Deberry is not a conservative, he is a nut who has tried to bring religion into a governemnt institution and should be run

Andy said...

I heard Whitlock do a radio interview this morning. He says he didn't care either way about Ty being fired. His point was just about the treatment of Weis (and he included the media's fawning as well as ND's financial rewarding) at this point in his first year versus Ty in his first season when he had a better record.

Where I think he's completely wrong is he said Weis has no leverage right now because there are no NFL head jobs available in November and likely won't be until after the season, so why didn't ND wait to at least see how the rest of the season plays out. Whether there's an opening right now doesn't matter because everyone knows there will be several once the season ends, and that most of those teams would love to have Weis. So the extension sends a message to recruits right now that Weis intends to be there (at least for now).

I also agree with you that ND looks like a much stronger (or, as Michigan grads, scary) program than at anytime under Ty.

Ian said...

I was going to write something myself on this topic, but damn, what's left to be said? Well, the thing that no one seems to mention, before you brought it up- that Ty's really coachin' 'em up at U-Dub. Yes, the cupboard was pretty bare in Seattle, but any moreso than in Columbia, SC? The point here is that you couldn't read one ND article in Ty's first year without some sort of "Luck Of The Irish" quote. Not so for Weis. That being said, they'd better f-in' beat Tennesee, or it's "I told you so" for months.

William said...

As a huge ND fan and alum, I've beaten this to death on the chat boards at Blue and Gold Illustrated, and my consistent argument has not been one of race, but of schedule strength.

While people continue to use hindsight to point out how "unimpressive" and "lucky" the '02 Irish looked to this point in the season, I continue to remind them that the 8-0 record we had amassed to this point was against SIX bowl teams, FOUR of whom finished the season nationally ranked.

So far, we've played TWO bowl teams this year, lost to one, and had our closest victory against the other. The other NINE teams on our schedule either have NO prayer of making a bowl (Washington, Navy, Syracuse, Purdue) or basically need to win out to qualify (Michigan State, Pitt, Tennessee, BYU, Stanford).
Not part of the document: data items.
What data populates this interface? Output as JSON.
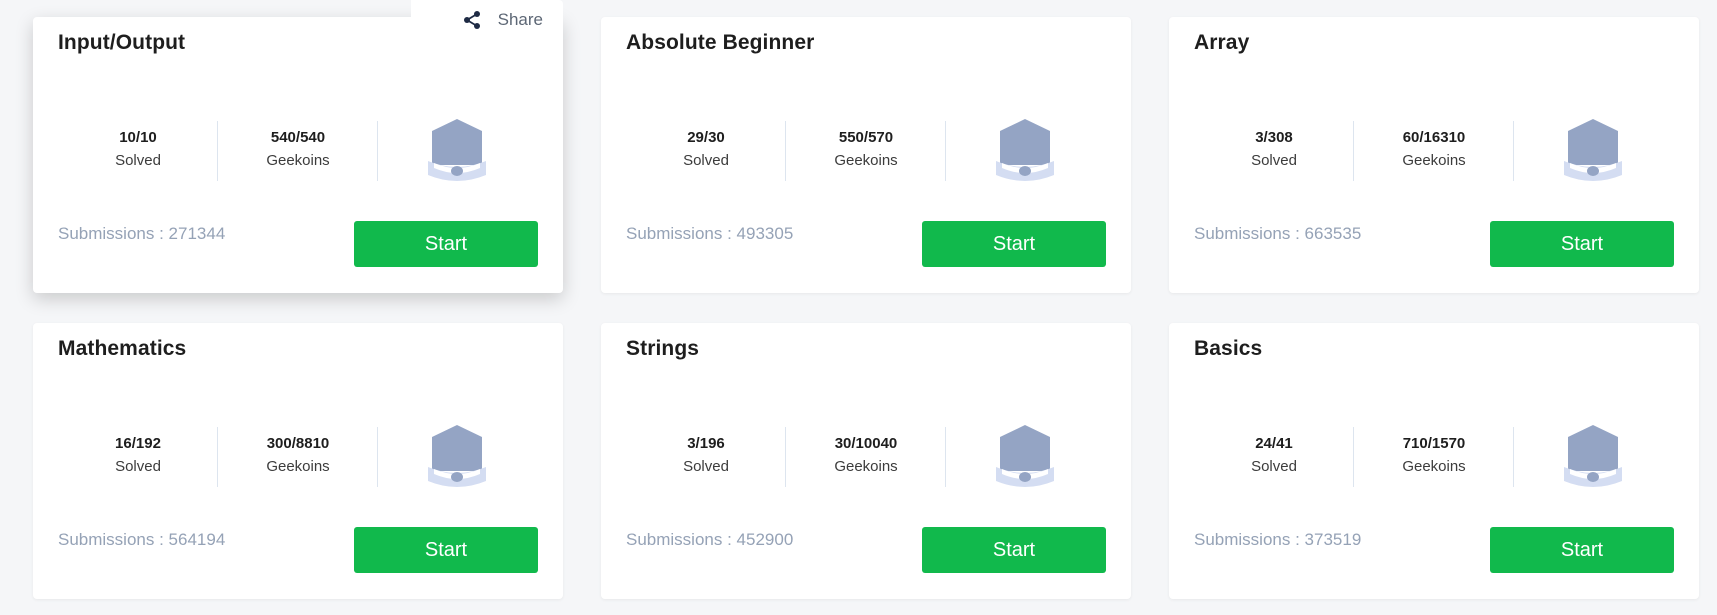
{
  "share": {
    "label": "Share",
    "icon": "share-icon"
  },
  "labels": {
    "solved": "Solved",
    "geekoins": "Geekoins",
    "start": "Start"
  },
  "colors": {
    "accent": "#11b94c",
    "badge": "#94a4c4",
    "muted": "#95a2b6"
  },
  "cards": [
    {
      "title": "Input/Output",
      "solved": "10/10",
      "geekoins": "540/540",
      "submissions": "Submissions : 271344"
    },
    {
      "title": "Absolute Beginner",
      "solved": "29/30",
      "geekoins": "550/570",
      "submissions": "Submissions : 493305"
    },
    {
      "title": "Array",
      "solved": "3/308",
      "geekoins": "60/16310",
      "submissions": "Submissions : 663535"
    },
    {
      "title": "Mathematics",
      "solved": "16/192",
      "geekoins": "300/8810",
      "submissions": "Submissions : 564194"
    },
    {
      "title": "Strings",
      "solved": "3/196",
      "geekoins": "30/10040",
      "submissions": "Submissions : 452900"
    },
    {
      "title": "Basics",
      "solved": "24/41",
      "geekoins": "710/1570",
      "submissions": "Submissions : 373519"
    }
  ]
}
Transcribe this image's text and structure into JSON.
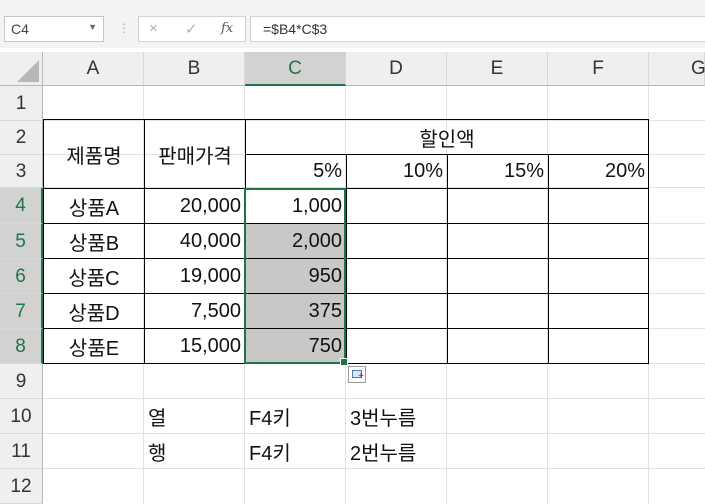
{
  "name_box": {
    "value": "C4"
  },
  "formula_bar": {
    "value": "=$B4*C$3",
    "cancel_icon": "×",
    "enter_icon": "✓",
    "fx_icon": "fx"
  },
  "columns": [
    "A",
    "B",
    "C",
    "D",
    "E",
    "F",
    "G"
  ],
  "rows": [
    "1",
    "2",
    "3",
    "4",
    "5",
    "6",
    "7",
    "8",
    "9",
    "10",
    "11",
    "12"
  ],
  "selected_cell": "C4",
  "colors": {
    "selection": "#217346",
    "gray_fill": "#c8c8c8"
  },
  "sheet": {
    "product_header": "제품명",
    "price_header": "판매가격",
    "discount_header": "할인액",
    "rates": [
      "5%",
      "10%",
      "15%",
      "20%"
    ],
    "products": [
      {
        "name": "상품A",
        "price": "20,000",
        "discount5": "1,000"
      },
      {
        "name": "상품B",
        "price": "40,000",
        "discount5": "2,000"
      },
      {
        "name": "상품C",
        "price": "19,000",
        "discount5": "950"
      },
      {
        "name": "상품D",
        "price": "7,500",
        "discount5": "375"
      },
      {
        "name": "상품E",
        "price": "15,000",
        "discount5": "750"
      }
    ],
    "notes": [
      {
        "label": "열",
        "key": "F4키",
        "action": "3번누름"
      },
      {
        "label": "행",
        "key": "F4키",
        "action": "2번누름"
      }
    ]
  }
}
There's absolutely no comparing the schedule strength.

Yes, it became obvious in '02 against USC and NC State that Ty's team couldn't generate offense against good teams.

But Charlie's '05 team has lost two games basically just being outscored (last team with the ball wins), and has given up 28 points in a win to a 2-6 team, 21 to woeful Pitt, 23 to cupcake BYU and 17 to dismal Washington, who conveniently fumbled on the goal line and threw a pick in our end zone. So you might say this team can't stop a good offense, either. Thank God Tennessee's about as far from a good offense as it gets in D-1 football.

If you blame Ty for Charlie's pass defense, you have to credit him some for the offense, as well - he recruited the guys on both sides of the ball. And even that argument would have holes, because Davie's teams and Ty's teams with Davie's players were consistently poor against the pass, Shane Walton aside.

I love Coach Weis, and I *do* think this team is better than 2002. But 3 years ago today, this extension would look really, really wrong, and I think it has to be viewed without the benefit of hindsight (specifically, the 13-16 record AFTER FSU '02).